Jelly Roll, prédicateur d'une édition record

La Presse14 hours ago
Chapeaux de cowboys, vêtements de jeans et bottes de cuir étaient à l'honneur pour une deuxième journée de suite. Jelly Roll, en bon maître de célébration, presque en prédicateur, a projeté son âme et livré son message de rédemption sur le parc Jean-Drapeau, samedi à Montréal.
Il y a des moments qui résument parfaitement une personne : après avoir aperçu une affiche disant qu'un spectateur, présent avec sa fille, était sobre depuis près de 1400 jours, Jelly Roll lui a dédié une chanson sur la sobriété. Émotion garantie, larmes possibles.
Avec force et passion, l'Américain tatoué jusqu'au visage a emmené la foule là où il le souhaitait. Un ancien toxicomane et prisonnier, le late-bloomer du country s'est donné le rôle d'un pasteur – apprenant de ses propres erreurs pour guider les autres.
C'est ce qui fait sa marque de commerce, et qui l'a propulsé au sommet du country américain depuis trois ans.
La voix de Jelly Roll, forgée d'un soul qui ne peut découler que d'un rude passé, avait de quoi donner des frissons. Si la rédemption pouvait être personnifiée, alors c'est sa forme qu'elle prendrait.
L'ancien rappeur a également proposé des titres bien connus, en cover : Take Me Home, Country Roads de John Denver, Sweet Home Alabama de Lynyrd Skynyrd ou How You Remind Me de Nickelback, pour ne nommer que celles-là.
Son spectacle, qui mettait en vedette une dizaine de musiciens, était pensé pour la célébration, la fête, et la mise en valeur – même si vous n'êtes pas croyant ou religieux – d'une chorale pratiquement spirituelle.
Ceux qui ont joué
Avant Jelly Roll, c'était une deuxième prise à LASSO pour Riley Green. D'un prestant calme, l'Américain de 36 ans a servi une heure de country pur, assumant de ne pas se mélanger à d'autres styles comme plusieurs le font aujourd'hui.

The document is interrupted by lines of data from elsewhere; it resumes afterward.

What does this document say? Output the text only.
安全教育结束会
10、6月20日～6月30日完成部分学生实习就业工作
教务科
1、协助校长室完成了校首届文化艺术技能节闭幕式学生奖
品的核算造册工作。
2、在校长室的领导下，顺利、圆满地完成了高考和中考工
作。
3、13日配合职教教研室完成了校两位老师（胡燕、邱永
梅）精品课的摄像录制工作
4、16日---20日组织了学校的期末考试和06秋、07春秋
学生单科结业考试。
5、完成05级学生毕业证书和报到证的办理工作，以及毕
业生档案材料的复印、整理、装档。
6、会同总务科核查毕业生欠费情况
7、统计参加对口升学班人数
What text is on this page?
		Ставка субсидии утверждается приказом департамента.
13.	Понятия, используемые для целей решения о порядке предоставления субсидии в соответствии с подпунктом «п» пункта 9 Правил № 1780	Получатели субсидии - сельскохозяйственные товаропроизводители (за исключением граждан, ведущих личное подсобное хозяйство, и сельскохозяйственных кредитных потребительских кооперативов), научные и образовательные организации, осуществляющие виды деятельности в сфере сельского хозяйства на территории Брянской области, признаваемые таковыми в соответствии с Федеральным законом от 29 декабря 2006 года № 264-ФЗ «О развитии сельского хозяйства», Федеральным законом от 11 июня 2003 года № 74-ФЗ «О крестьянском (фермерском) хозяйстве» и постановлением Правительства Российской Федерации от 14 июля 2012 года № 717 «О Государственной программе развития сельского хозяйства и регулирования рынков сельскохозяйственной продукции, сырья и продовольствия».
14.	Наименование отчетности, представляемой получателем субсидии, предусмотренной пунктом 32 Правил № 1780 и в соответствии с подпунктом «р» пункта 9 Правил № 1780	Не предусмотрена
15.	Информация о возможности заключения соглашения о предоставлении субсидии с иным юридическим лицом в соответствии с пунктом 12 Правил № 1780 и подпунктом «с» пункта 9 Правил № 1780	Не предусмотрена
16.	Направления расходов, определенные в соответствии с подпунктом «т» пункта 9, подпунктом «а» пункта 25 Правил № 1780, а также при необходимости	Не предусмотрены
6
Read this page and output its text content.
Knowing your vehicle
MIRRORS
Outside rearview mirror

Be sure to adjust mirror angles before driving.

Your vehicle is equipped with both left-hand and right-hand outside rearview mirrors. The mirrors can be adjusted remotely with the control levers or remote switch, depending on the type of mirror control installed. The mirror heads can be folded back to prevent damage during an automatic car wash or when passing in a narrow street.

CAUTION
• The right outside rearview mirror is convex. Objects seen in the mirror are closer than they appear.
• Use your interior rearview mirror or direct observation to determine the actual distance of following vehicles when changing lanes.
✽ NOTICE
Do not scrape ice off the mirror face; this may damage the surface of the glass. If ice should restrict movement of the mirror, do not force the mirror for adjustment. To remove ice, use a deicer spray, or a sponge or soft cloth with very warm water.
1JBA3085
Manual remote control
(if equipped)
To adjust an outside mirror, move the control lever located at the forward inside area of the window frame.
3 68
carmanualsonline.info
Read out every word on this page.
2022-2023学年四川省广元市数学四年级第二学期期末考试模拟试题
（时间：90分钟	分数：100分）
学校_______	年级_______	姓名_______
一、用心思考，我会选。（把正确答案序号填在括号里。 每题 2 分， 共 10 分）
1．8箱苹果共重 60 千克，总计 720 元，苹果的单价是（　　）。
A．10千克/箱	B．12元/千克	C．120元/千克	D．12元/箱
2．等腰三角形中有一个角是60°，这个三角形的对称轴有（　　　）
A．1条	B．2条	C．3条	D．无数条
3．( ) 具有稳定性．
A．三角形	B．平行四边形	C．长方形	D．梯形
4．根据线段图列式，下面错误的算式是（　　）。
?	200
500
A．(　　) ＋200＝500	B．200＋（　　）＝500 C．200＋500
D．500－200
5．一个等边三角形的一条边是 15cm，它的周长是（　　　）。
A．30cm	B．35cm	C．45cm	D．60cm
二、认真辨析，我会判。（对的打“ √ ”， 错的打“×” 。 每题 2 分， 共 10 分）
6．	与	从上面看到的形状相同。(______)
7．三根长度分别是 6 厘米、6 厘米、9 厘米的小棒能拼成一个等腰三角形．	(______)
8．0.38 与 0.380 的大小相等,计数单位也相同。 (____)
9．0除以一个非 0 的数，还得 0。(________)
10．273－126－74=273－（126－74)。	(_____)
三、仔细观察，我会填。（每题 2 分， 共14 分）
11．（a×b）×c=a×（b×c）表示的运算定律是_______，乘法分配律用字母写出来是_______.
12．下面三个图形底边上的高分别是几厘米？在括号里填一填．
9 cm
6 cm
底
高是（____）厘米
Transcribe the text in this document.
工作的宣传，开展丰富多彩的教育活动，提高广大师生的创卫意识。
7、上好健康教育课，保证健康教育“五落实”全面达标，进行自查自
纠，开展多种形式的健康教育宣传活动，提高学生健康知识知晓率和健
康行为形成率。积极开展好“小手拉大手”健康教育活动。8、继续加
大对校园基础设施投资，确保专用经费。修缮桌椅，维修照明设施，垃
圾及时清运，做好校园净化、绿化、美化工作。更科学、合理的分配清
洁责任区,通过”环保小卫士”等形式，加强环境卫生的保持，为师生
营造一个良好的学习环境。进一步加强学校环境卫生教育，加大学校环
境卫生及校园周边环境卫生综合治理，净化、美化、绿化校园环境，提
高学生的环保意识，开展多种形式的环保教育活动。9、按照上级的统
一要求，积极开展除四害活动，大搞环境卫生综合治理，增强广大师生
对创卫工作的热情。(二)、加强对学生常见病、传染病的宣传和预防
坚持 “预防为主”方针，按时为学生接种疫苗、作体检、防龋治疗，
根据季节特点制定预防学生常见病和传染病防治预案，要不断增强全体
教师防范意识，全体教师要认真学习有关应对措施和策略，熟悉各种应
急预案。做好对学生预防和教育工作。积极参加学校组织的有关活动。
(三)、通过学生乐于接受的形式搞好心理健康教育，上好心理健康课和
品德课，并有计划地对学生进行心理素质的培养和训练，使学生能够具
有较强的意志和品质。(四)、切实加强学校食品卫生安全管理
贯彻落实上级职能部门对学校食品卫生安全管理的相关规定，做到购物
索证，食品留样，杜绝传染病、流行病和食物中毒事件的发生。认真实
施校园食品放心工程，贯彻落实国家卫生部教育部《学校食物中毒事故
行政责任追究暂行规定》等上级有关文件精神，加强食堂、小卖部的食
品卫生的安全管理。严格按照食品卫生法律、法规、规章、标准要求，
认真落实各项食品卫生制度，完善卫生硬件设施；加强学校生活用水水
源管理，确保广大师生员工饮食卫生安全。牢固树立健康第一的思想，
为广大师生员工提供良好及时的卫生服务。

Natif de l'Alabama, Green a tout d'un cowboy : une voix sudiste, qui vous embarque en roadtrip si elle est chantée, et qui vous laisse vous questionner sur la moitié de la phrase si elle est parlée. Une barbe de quelques jours, qui met l'accent sur une large moustache. Guitare acoustique. Et, bien sûr, le duo jeans et chemise cargo bien taillée.
PHOTO DOMINICK GRAVEL, LA PRESSE
Riley Green
Dasha, qui était montée sur les planches plus tôt dans la journée, est revenue pour l'accompagner, marquant des points sur la balade You Look Like You Love Me.
Tucker Wetmore, auteur-compositeur-interprète originaire de l'État de Washington, a offert un beau moment de musique aux spectateurs, samedi en début de soirée. Un joueur de piano autodidacte, l'Américain a troqué un instant son répertoire country pour chanter un morceau de Bohemian Rapsody, l'une des pièces musicales les plus influentes de tous les temps.
À la fin de sa performance, maillot de baseball « Montrey'all » sur le dos et armoires à bouteilles d'alcool fort en arrière-plan thématique, Wetmore a montré une visible reconnaissance au public, s'accroupissant et se tapotant la tête comme pour s'imbiber de l'amour qu'on lui lançait.
On doit aussi lever notre chapeau à Québec Redneck Bluegrass Project. Les artistes locaux jouent habituellement en après-midi, ou sur des scènes secondaires. Défiant cette norme en se produisant de 16 h 50 à 18 h 05 sur la scène principale, le groupe formé en 2006 a reçu des acclamations substantielles, et la foule suivait ses paroles.
Le quatuor s'est amusé à boire des bières coulées dans des bottes, le fameux « shooey », pour conclure son numéro, au grand bonheur des amateurs sur place.
Année record
Avec 24 000 festivaliers vendredi, puis 27 500 samedi, la quatrième édition du festival Lasso récupère du même coup le titre d'année record. Le total de 51 500 billets vendus dépasse celui de l'édition 2023, qui mettait en vedette Kane Brown et Chris Stapleton.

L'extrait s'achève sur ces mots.